Order 901, issued in October 2023, directed the ERO to develop rules addressing IBR data sharing, model validation, planning and operational studies, and performance standards, and submit them to the commission in three tranches by Nov. 4 over each of the next three years. The new standards were adopted by NERC’s Board of Trustees Oct. 31 in an action without a meeting.

NERC assigned the standards to three projects. The standard development team for Project 2022-02 (Uniform modeling framework for IBRs) worked on:

    • MOD-032-2 (Data for power system modeling and analysis)
    • IRO-010-6 (Reliability coordinator data and information specification and collection)
    • TOP-003-8 (Transmission operator and balancing authority data and information specification and collection)

MOD-026-2 (Verification and validation of dynamic models and data) was developed under Project 2020-06 (Verifications of models and data for generators), while MOD-033-3 (Steady-state and dynamic system model validation) was a product of Project 2021-01 (System model validation with IBRs). Each project’s standards were submitted in a separate docket.

The Project 2022-02 standards (RD26-1) will “advance the reliability of the [electric grid] by establishing requirements addressing the provision of [IBR] model data and parameters,” NERC said in its filing. MOD-032-2 will require planning coordinators (PCs) and transmission planners to specify the data needed to model IBRs for planning purposes and identify entities responsible for providing such data, along with requiring similar data on aggregated distributed energy resources.

IRO-010-6 and TOP-003-8 will “reinforce” requirements for reliability coordinators, transmission operators and balancing authorities to request IBR-specific data and parameters in their data specifications. Overall, the three standards will “establish the uniform framework for modeling IBRs contemplated by the commission in Order 901 … for conducting system studies.”

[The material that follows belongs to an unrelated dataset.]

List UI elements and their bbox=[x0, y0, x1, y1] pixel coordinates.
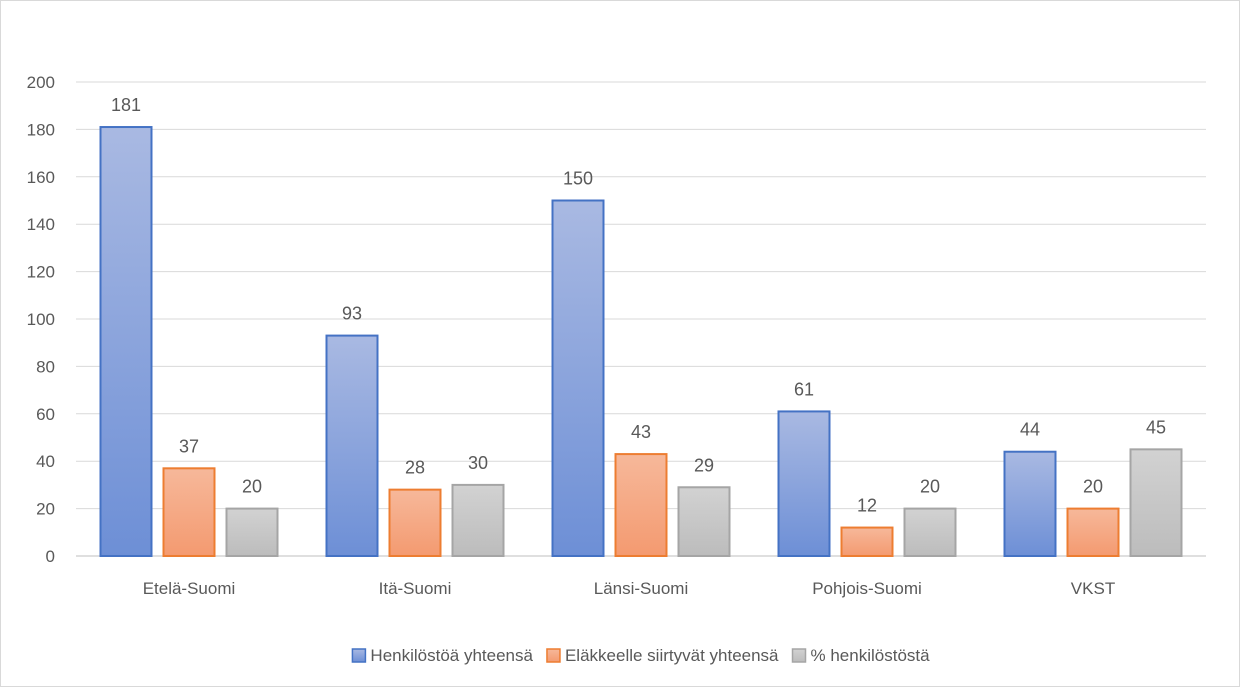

MOD-033-3 includes requirements for PCs to have a documented process for validating models applying to their portions of the electric system. The process must include performance comparison between actual system behavior and the steady-state and dynamic models of the system.

PCs must implement guidelines to identify and correct errors or inaccuracies between simulation results and actual behavior, with the goal of ensuring “that IBRs and DERs are included in system-level model validation … and [that] these inclusions are consistent with” the modeling data requirements in MOD-032-2.

Finally, MOD-026-2 requires generator owners and transmission owners to perform model validation and model verification of positive sequence dynamic and electromagnetic transient models provided to their TPs. NERC said these changes “will result in more accurate IBR models than [the] historic performance” of utilities’ prior modeling practices.

NERC’s Standards Committee has voted to move forward with the final tranche of Order 901 standards, with members approving two standard authorization requests covering operational and planning studies at their Aug. 20 meeting. (See NERC Standards Committee Tackles Final Order 901 Tranche.) The standards will be due Nov. 4, 2026.